A genialidade dos criadores – Braga, Linhares, Ximenes – reside justamente nessa capacidade de criar personagens tão complexos e emaranhados, que até mesmo os ditos “vilões” despertam um fio de compreensão, se não empatia. O crime que entrelaça as vidas de Beatriz e Inês não é apenas um ponto de partida; ele é o motor que as impulsiona para um jogo de xadrez em que cada movimento é calculado para destruir o adversário, com a chantagem funcionando como o rei que ambas tentam proteger e atacar.
E como se encaixa a comédia em meio a tanto drama e crime? Não é a risada escancarada, mas o humor ácido, a ironia que emerge das situações absurdas que só a vida real – ou uma boa novela – pode proporcionar. Aqueles pequenos momentos de alívio que nos lembram da capacidade humana de rir até mesmo quando o chão parece ruir.
Olhando para trás, em 2025, a complexidade de Babilônia talvez seja ainda mais evidente. Os debates que ela gerou em 2015, as controvérsias, o fato de ter ousado tocar em feridas sociais e comportamentais de uma forma que talvez o público não estivesse inteiramente pronto para digerir na época, tudo isso contribui para que hoje a gente a enxergue com outros olhos. É uma série que te convida a pensar, a debater sobre moralidade, ambição, e até onde o ser humano é capaz de ir por aquilo que deseja.

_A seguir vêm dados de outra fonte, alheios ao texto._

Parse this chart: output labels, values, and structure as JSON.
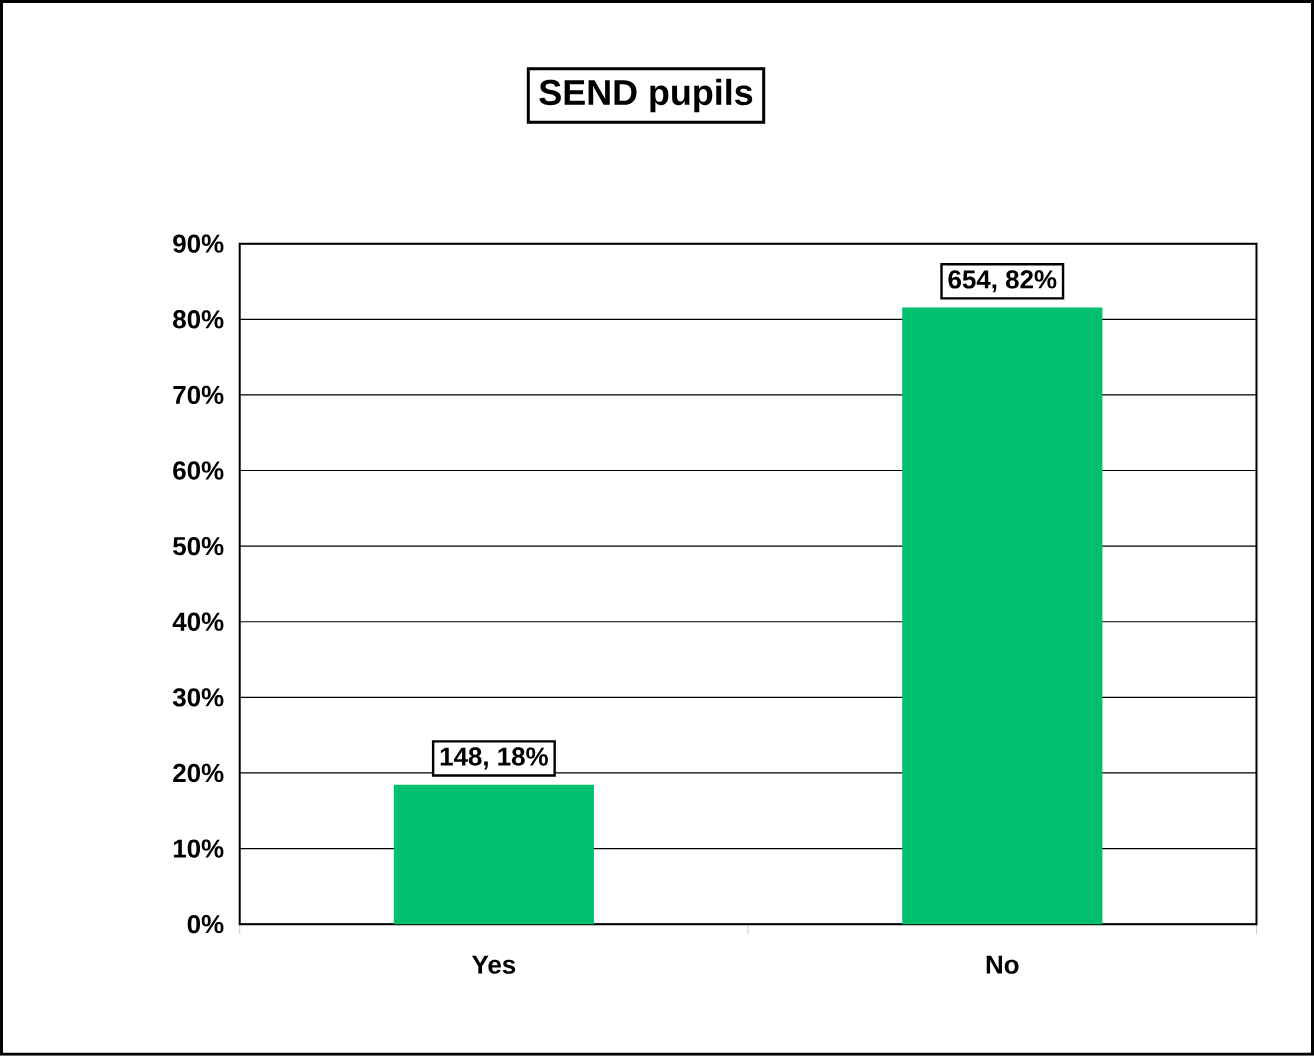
{
  "chart_data": {
    "type": "bar",
    "title": "SEND pupils",
    "categories": [
      "Yes",
      "No"
    ],
    "values": [
      18.45,
      81.55
    ],
    "color": "#00c06e",
    "value_labels": [
      "148, 18%",
      "654, 82%"
    ],
    "ylim": [
      0,
      90
    ],
    "yticks": [
      {
        "value": 0,
        "label": "0%"
      },
      {
        "value": 10,
        "label": "10%"
      },
      {
        "value": 20,
        "label": "20%"
      },
      {
        "value": 30,
        "label": "30%"
      },
      {
        "value": 40,
        "label": "40%"
      },
      {
        "value": 50,
        "label": "50%"
      },
      {
        "value": 60,
        "label": "60%"
      },
      {
        "value": 70,
        "label": "70%"
      },
      {
        "value": 80,
        "label": "80%"
      },
      {
        "value": 90,
        "label": "90%"
      }
    ],
    "grid": "y"
  }
}
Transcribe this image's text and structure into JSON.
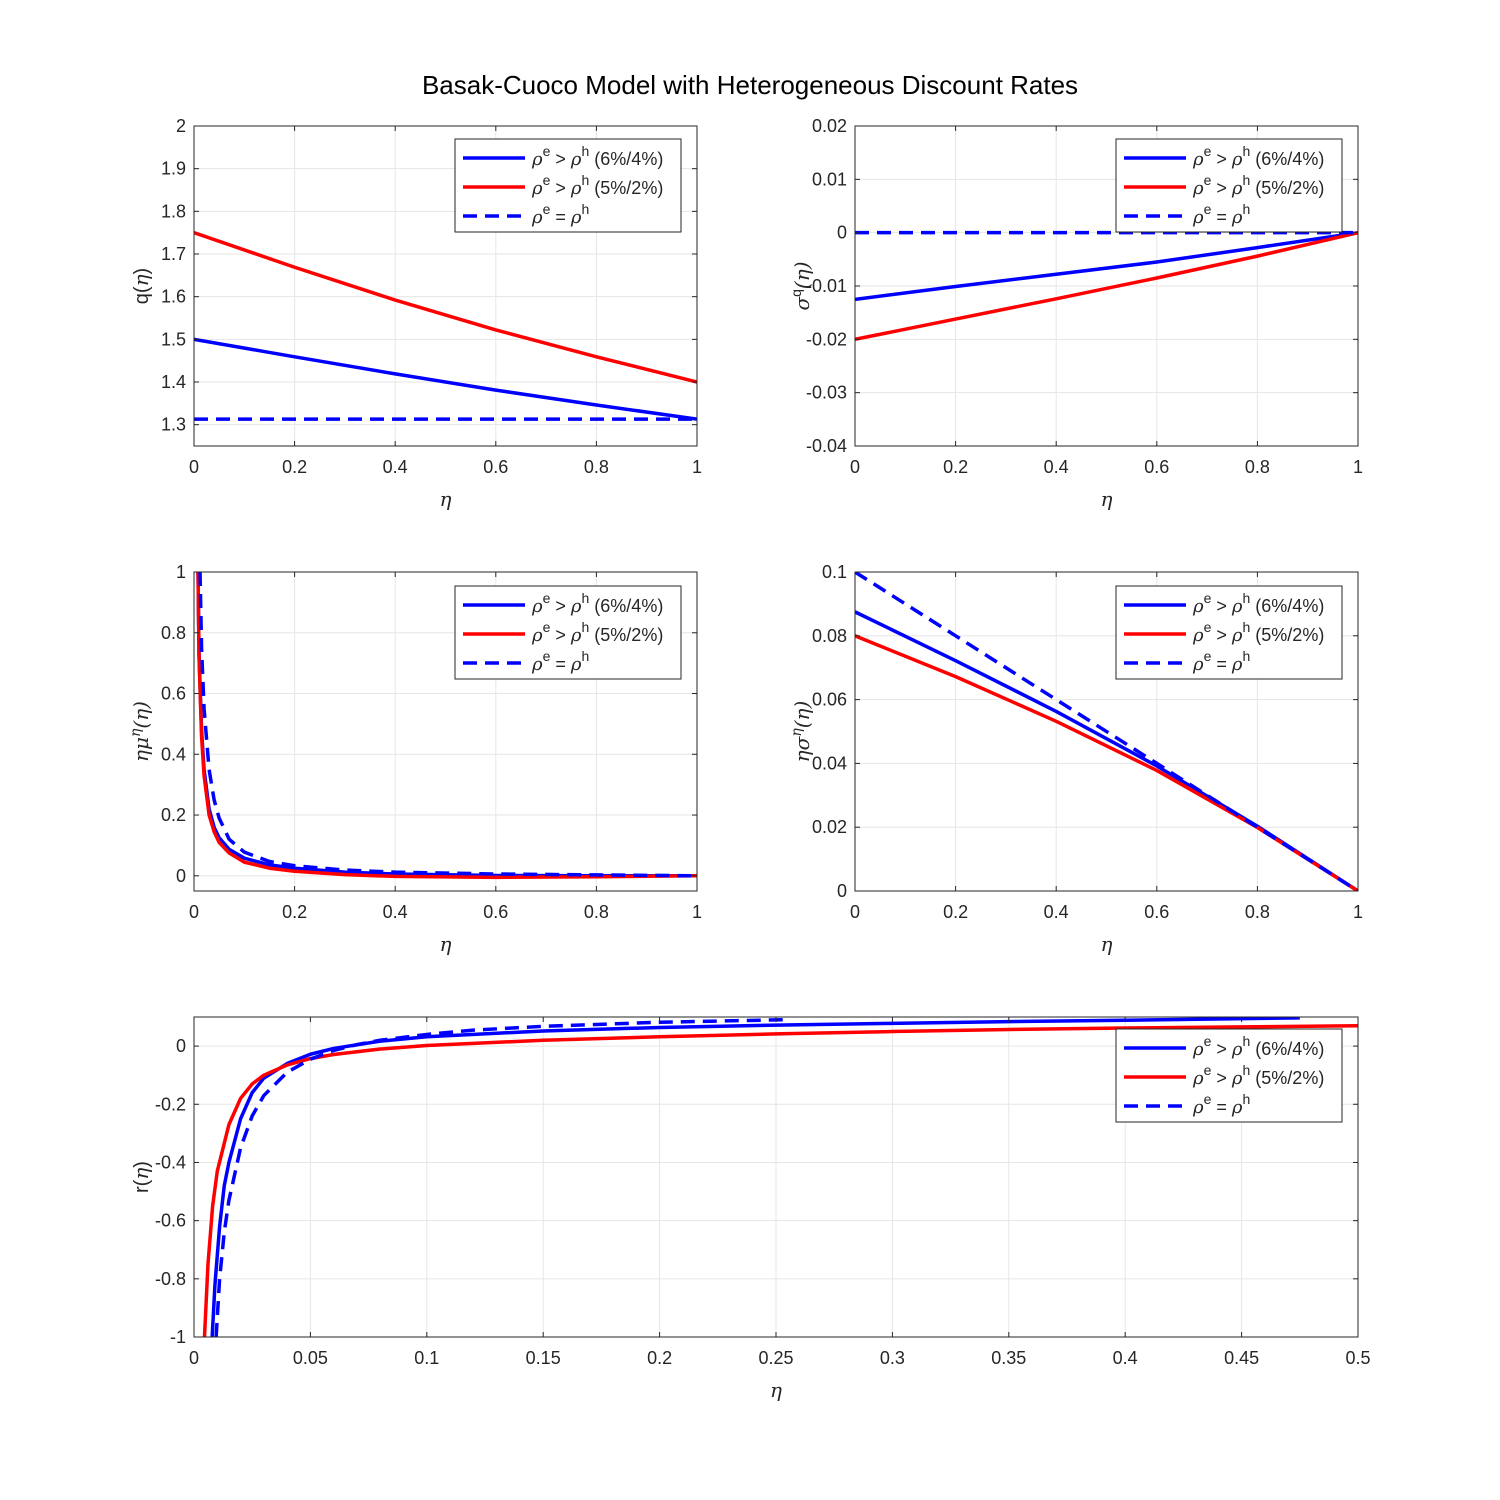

Os diretores, Cristiano Marques, Luisa Lima, Pedro Peregrino, Giovanna Machline, Maria de Médicis e Vinicius Coimbra, orquestraram essa sinfonia de emoções com maestria. Cada cena era um quadro, cada olhar, um universo. O Leme não era apenas um cenário; era o pulso da história, com sua praia, seus prédios antigos e modernos, suas pessoas de todas as classes sociais, todas elas, de alguma forma, participando da grande babel carioca.
No fim das contas, Babilônia é mais do que uma série de TV; é um espelho. Um espelho que nos força a confrontar as facetas mais obscuras da natureza humana e, ao mesmo tempo, a celebrar a resiliência e a capacidade de superação. Ela pode não ter sido um conto de fadas, mas, tá, quem disse que a vida real precisa ser? Para mim, revisitar Babilônia é revisitar uma parte importante da nossa dramaturgia, e entender que nem todo “final feliz” vem fácil, ou sequer é o que a gente espera. E talvez seja exatamente isso que a torna tão fascinante, mesmo uma década depois.